VI. Concile Vatican II, Cont. Apost. Gaudium et spes §14, §16, §17
GS§14, Constitution de l’homme
1. Corps et âme, mais vraiment un, l’homme est, dans sa condition corporelle même, un résumé de l’univers des choses
qui trouvent ainsi, en lui, leur sommet, et peuvent librement louer leur Créateur [12]. Il est donc interdit à l’homme de
dédaigner la vie corporelle. Mais, au contraire, il doit estimer et respecter son corps qui a été créé par Dieu et qui doit
ressusciter au dernier jour. Toutefois, blessé par le péché, il ressent en lui les révoltes du corps. C’est donc la dignité
même de l’homme qui exige de lui qu’il glorifie Dieu dans son corps [13], sans le laisser asservir aux mauvais
penchants de son cœur.
2. En vérité, l’homme ne se trompe pas lorsqu’il se reconnaît supérieur aux éléments matériels et qu’il se considère
comme irréductible, soit à une simple parcelle de la nature, soit à un élément anonyme de la cité humaine. Par son
intériorité, il dépasse en effet l’univers des choses : c’est à ces profondeurs qu’il revient lorsqu’il fait retour en lui-
même où l’attend ce Dieu qui scrute les cœurs [14] et où il décide personnellement de son propre sort sous le regard de
Dieu. Ainsi, lorsqu’il reconnaît en lui une âme spirituelle et immortelle, il n’est pas le jouet d’une création imaginaire
qui s’expliquerait seulement par les conditions physiques et sociales ; bien au contraire, il atteint le tréfonds même de la
réalité.
GS §16. Dignité de la conscience morale
Au fond de sa conscience, l’homme découvre la présence d’une loi qu’il ne s’est pas donnée lui-même, mais à laquelle
il est tenu d’obéir. Cette voix, qui ne cesse de le presser d’aimer et d’accomplir le bien et d’éviter le mal, au moment
opportun résonne dans l’intimité de son cœur : « Fais ceci, évite cela ». Car c’est une loi inscrite par Dieu au cœur de
l’homme ; sa dignité est de lui obéir, et c’est elle qui le jugera [16]. La conscience est le centre le plus secret de
l’homme, le sanctuaire où il est seul avec Dieu et où sa voix se fait entendre [17]. C’est d’une manière admirable que se
découvre à la conscience cette loi qui s’accomplit dans l’amour de Dieu et du prochain [18]. Par fidélité à la conscience,
les chrétiens, unis aux autres hommes, doivent chercher ensemble la vérité et la solution juste de tant de problèmes
moraux que soulèvent aussi bien la vie privée que la vie sociale. Plus la conscience droite l’emporte, plus les personnes
et les groupes s’éloignent d’une décision aveugle et tendent à se conformer aux normes objectives de la moralité.

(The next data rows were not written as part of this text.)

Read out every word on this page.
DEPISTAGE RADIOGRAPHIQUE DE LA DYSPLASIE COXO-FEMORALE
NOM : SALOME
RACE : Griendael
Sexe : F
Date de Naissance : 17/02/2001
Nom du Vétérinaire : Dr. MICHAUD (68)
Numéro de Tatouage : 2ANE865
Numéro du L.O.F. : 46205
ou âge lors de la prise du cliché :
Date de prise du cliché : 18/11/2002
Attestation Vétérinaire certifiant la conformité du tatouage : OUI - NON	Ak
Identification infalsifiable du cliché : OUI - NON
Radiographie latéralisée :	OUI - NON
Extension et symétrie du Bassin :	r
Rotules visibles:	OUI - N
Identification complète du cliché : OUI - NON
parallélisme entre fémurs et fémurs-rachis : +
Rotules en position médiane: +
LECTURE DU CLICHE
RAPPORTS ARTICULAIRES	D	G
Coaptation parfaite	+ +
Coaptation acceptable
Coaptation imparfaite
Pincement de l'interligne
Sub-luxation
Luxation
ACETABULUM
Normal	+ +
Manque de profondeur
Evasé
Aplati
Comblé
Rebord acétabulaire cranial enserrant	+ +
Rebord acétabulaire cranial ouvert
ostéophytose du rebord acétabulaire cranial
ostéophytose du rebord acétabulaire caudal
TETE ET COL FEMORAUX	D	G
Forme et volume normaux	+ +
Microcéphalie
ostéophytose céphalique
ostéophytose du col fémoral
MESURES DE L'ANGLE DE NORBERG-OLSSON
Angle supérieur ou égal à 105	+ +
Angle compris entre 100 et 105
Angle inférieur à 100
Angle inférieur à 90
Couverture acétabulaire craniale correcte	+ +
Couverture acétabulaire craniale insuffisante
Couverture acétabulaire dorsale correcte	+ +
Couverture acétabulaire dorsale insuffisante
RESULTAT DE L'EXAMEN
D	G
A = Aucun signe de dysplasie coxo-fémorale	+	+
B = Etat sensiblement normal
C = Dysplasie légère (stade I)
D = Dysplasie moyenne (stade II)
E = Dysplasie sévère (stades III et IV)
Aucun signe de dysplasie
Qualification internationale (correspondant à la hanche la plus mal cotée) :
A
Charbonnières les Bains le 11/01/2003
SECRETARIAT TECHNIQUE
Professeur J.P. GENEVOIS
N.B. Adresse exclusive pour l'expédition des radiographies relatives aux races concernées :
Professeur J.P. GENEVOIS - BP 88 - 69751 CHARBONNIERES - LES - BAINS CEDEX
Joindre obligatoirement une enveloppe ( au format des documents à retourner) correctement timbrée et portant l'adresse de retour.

Toutefois, il arrive souvent que la conscience s’égare, par suite d’une ignorance invincible, sans perdre pour autant sa
dignité. Ce que l’on ne peut dire lorsque l’homme se soucie peu de rechercher le vrai et le bien et lorsque l’habitude du
péché rend peu à peu sa conscience presque aveugle.
Toute l’anthropologie chrétienne se fonde sur l’idée que l’homme est image de Dieu. Mais l’« image » est-elle à
trouver dans l’âme spirituelle, l’intelligence, la volonté humaine ? Ou bien aussi dans les dimensions corporelles ?
1. Grégoire de Nysse, évêque, (330-395), Homélie sur le Cantique des Cantiques (PG 44,
808)
Connais combien ton Créateur t’a honoré au-dessus de toute créature. Le ciel n’est pas une image de
Dieu, ni la lune, ni le soleil, ni la beauté des astres, ni rien de ce qui peut être vu dans la création. Seul
tu as été fait image de la Réalité qui dépasse toute intelligence, ressemblance de la beauté incorruptible,
empreinte de la divinité véritable, réceptacle de la béatitude, sceau de la vraie lumière. Lorsque tu te
tournes vers Lui, tu deviens ce qu’il est lui-même […].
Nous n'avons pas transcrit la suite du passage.